By the time Happy got back, Paige had arrived at the garage and was telling Toby about Ralph's field trip the following week. Toby looked over and caught Happy's eye. He glanced down at the toy, and then at her, and nodded. She nodded back. He hoped she understand what he meant.
Three days later, Happy arrived to work late to find a single flower in a vase on her desk. It was a big pink flower, too ostentatious for her taste, but it was only one flower - not quite the in-your-face bouquets Toby usually went for. A small note was tied to the vase. She unfolded it; it read Zinnia in Toby's scratchy handwriting.
Happy frowned slightly. She'd been hoping for something more, an I love you maybe, or I forgive you, or at the very least a silly pun to let her know they were going to be okay. It was probably too much to hope for - he was still searching determinedly for her husband. They hadn't talked in three days.
She looked over to Toby's desk, but it was vacant. He was probably upstairs, talking to Walter. She sighed and went over to her workbench to finish the solar panels for the roof.
It took her three hours to realize she should Google the meaning of zinnia flowers. That was exactly the kind of cheesy message Toby think to send. She allowed herself to hope a little bit again - could they mean love? forgiveness? - as she searched the name. But the first website told her otherwise: zinnia flowers meant 'thoughts of a missing friend'.
She could work with that.
The next day, she told him she was pregnant.
He didn't like her welding while she was pregnant.

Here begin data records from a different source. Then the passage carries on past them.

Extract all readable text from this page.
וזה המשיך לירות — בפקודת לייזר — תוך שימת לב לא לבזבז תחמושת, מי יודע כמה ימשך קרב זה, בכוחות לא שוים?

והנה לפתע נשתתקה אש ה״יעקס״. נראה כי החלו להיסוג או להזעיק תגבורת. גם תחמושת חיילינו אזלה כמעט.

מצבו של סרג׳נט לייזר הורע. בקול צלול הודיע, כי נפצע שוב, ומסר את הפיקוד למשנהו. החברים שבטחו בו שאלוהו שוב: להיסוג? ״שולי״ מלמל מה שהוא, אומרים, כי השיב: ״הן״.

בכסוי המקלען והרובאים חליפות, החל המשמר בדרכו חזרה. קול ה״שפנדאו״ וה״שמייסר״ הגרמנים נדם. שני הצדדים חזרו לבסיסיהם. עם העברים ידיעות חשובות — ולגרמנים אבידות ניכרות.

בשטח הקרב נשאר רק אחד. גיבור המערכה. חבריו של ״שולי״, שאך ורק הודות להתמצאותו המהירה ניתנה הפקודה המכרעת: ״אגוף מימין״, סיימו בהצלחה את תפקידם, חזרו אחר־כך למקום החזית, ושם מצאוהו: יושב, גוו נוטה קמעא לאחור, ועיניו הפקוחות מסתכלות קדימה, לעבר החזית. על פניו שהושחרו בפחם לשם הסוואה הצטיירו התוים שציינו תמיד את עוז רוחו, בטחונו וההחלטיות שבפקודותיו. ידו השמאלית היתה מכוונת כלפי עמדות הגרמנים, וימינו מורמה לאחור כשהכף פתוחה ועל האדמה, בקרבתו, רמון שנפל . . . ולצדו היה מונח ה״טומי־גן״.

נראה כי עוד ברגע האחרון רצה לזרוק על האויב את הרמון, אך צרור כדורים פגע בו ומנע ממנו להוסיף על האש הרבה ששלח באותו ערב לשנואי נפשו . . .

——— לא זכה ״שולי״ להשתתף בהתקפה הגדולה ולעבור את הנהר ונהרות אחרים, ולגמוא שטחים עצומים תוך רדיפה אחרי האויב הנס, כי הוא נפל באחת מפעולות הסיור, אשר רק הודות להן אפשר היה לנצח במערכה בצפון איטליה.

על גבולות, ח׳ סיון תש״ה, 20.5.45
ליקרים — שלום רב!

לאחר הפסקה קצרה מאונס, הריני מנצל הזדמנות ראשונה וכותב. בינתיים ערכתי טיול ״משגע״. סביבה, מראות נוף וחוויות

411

He had told her that multiple times, along with advice on her diet, her clothing, and her sleeping habits. He knew he was annoying her, but there was just so much to worry about. The heat from a welder could wreak havoc on a fetus, as could inhaled sparks, not to mention what could happen if her hand slipped.
But it was hard to be angry at her at that moment, when he was standing in front of his desk, holding a handmade frame with a printout of Happy's first ultrasound.
The genius bun in her oven. They'd been able to listen to their baby's heartbeat at the ultrasound. They still didn't know the gender. Happy wasn't big on surprises, but Toby didn't want to know, and she'd allowed him that much. He wanted the full experience of holding his child in his arms and having the doctor tell him it was a healthy, happy baby girl or boy.
Toby had to put the frame down to keep from crying.
And so the little gifts continued. The tradition survived past the baby's birth - a healthy, happy baby girl - past their wedding, past a thousand other milestones. Sometimes the gifts would follow a fight or a particularly rough mission, but other time they'd just appear out of the blue, little reminders of I love you, little ways of letting each other know that it was all going to be okay.